Ce fait, ajouté au suicide du joueur Santiago « Morro » Garcia pour cause de dépression, a poussé Cardacio à se confronter au public et à devenir le porte-étendard du football uruguayen dans la lutte contre les insultes sur les réseaux sociaux.

« Je suis entré en contact avec Maximiliano Patri, le président du contenu digital de Peñarol, et à nous deux nous avons fait une vidéo pour que les joueurs de tous les clubs uruguayens puissent faire une demande conjointe, » a expliqué Cardacio. « Êtes-vous toujours parfaits, obtenez-vous toujours les résultats que vous espérez, » sont les deux premières questions que les joueurs des deux premières divisions uruguayennes se sont posées dans la vidéo.

La vidéo intitulée « Bajemos la pelota (Déposons le ballon) » a eu un tel impact que quelques jours plus tard une vidéo avec des caractéristiques similaires est apparue, mais cette fois la revendication était faite par les grandes stars uruguayennes qui brillent en Europe : Luis Suarez, Fernando Muslera et Edinson Cavani, entre autres.

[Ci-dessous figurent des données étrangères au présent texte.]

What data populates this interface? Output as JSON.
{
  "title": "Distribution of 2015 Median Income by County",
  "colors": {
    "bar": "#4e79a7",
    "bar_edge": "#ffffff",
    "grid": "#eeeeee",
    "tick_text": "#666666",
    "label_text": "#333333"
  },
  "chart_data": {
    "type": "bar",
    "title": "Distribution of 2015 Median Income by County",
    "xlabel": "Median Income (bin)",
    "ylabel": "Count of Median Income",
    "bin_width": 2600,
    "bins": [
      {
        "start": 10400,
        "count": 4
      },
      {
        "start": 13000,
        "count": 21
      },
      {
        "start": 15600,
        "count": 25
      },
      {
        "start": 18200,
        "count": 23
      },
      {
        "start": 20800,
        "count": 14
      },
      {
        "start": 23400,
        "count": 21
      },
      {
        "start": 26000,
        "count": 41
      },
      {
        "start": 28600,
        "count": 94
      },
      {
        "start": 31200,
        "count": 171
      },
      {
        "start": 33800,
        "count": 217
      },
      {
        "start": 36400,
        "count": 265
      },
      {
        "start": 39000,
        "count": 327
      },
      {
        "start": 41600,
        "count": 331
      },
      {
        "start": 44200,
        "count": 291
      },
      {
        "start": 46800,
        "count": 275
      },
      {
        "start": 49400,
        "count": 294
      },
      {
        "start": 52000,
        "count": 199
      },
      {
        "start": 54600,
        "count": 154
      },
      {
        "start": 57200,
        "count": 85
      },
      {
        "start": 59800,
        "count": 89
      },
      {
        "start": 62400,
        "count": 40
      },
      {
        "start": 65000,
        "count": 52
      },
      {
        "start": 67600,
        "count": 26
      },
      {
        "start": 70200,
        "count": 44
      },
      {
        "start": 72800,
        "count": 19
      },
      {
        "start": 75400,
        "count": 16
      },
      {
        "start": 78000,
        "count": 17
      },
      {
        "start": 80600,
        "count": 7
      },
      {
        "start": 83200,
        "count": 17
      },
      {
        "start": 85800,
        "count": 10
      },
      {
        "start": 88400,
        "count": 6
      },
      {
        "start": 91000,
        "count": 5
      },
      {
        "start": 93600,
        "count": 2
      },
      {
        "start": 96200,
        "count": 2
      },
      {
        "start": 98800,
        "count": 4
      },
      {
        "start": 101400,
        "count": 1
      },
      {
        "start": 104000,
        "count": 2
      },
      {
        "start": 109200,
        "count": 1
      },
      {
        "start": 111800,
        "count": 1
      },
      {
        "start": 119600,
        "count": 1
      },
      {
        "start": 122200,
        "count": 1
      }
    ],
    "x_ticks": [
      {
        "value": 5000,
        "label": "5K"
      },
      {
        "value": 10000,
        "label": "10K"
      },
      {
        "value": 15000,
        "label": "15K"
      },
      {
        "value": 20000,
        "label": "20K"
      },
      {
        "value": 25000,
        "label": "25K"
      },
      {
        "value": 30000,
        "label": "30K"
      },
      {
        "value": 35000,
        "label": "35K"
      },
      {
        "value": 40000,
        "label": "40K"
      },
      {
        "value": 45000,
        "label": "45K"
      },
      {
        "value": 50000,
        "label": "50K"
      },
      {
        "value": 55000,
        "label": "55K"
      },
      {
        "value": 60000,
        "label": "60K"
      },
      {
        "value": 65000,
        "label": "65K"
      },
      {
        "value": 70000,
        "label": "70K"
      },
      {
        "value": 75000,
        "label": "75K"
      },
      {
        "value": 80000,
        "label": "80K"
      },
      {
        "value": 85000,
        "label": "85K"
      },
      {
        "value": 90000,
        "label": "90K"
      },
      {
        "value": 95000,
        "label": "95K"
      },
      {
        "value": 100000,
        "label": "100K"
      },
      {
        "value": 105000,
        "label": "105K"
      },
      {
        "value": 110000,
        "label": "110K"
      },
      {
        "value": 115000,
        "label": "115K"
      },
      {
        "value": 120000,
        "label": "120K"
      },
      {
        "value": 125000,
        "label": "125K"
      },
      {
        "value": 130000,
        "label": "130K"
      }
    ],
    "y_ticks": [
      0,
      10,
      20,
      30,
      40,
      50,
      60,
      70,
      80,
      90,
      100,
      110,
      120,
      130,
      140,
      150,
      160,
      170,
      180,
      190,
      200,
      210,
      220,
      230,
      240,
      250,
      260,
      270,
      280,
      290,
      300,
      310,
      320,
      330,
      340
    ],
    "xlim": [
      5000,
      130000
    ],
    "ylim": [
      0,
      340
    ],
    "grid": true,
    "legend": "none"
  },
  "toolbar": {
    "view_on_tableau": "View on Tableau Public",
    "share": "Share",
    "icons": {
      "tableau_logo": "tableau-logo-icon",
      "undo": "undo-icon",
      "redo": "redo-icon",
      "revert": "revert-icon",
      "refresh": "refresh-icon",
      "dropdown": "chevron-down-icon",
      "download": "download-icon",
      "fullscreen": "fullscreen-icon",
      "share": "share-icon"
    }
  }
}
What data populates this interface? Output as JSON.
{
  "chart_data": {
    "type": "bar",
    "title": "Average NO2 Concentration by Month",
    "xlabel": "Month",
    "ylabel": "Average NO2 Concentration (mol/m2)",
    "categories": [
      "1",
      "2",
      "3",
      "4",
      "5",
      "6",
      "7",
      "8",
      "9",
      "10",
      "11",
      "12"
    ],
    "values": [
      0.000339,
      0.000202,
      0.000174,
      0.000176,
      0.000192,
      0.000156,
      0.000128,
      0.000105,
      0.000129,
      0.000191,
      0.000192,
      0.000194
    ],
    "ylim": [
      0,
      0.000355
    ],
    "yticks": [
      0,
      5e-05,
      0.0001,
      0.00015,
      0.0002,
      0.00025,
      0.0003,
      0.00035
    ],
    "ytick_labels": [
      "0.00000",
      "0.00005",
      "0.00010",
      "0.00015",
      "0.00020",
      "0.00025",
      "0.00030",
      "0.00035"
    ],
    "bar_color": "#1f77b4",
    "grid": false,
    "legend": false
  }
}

La campagne était promue et soutenue par Mutual Uruguaya de Futbolistas Profesionales, qui évoque également les comportements et les risques de violence sur les réseaux sociaux. « Le fait qu’une personne sur dix ayant vu cette vidéo se soit ressaisie est un triomphe, » a affirmé Cardacio.

Le milieu de terrain a averti que même s’il y a eu relativement plus de calme ces derniers mois au niveau des critiques et des insultes, les familles souffrent encore beaucoup trop.

« Les gens doivent comprendre que nous sommes des travailleurs comme les autres, comme les employés de bureau, les chauffeurs de taxi, les boulangers. Nous travaillons simplement sur le terrain et nous devons accepter la malédiction que tout le monde puisse analyser notre travail. Ma mère est folle de rage, et elle devient une utilisatrice anonyme qui combat les gens sur les réseaux sociaux. »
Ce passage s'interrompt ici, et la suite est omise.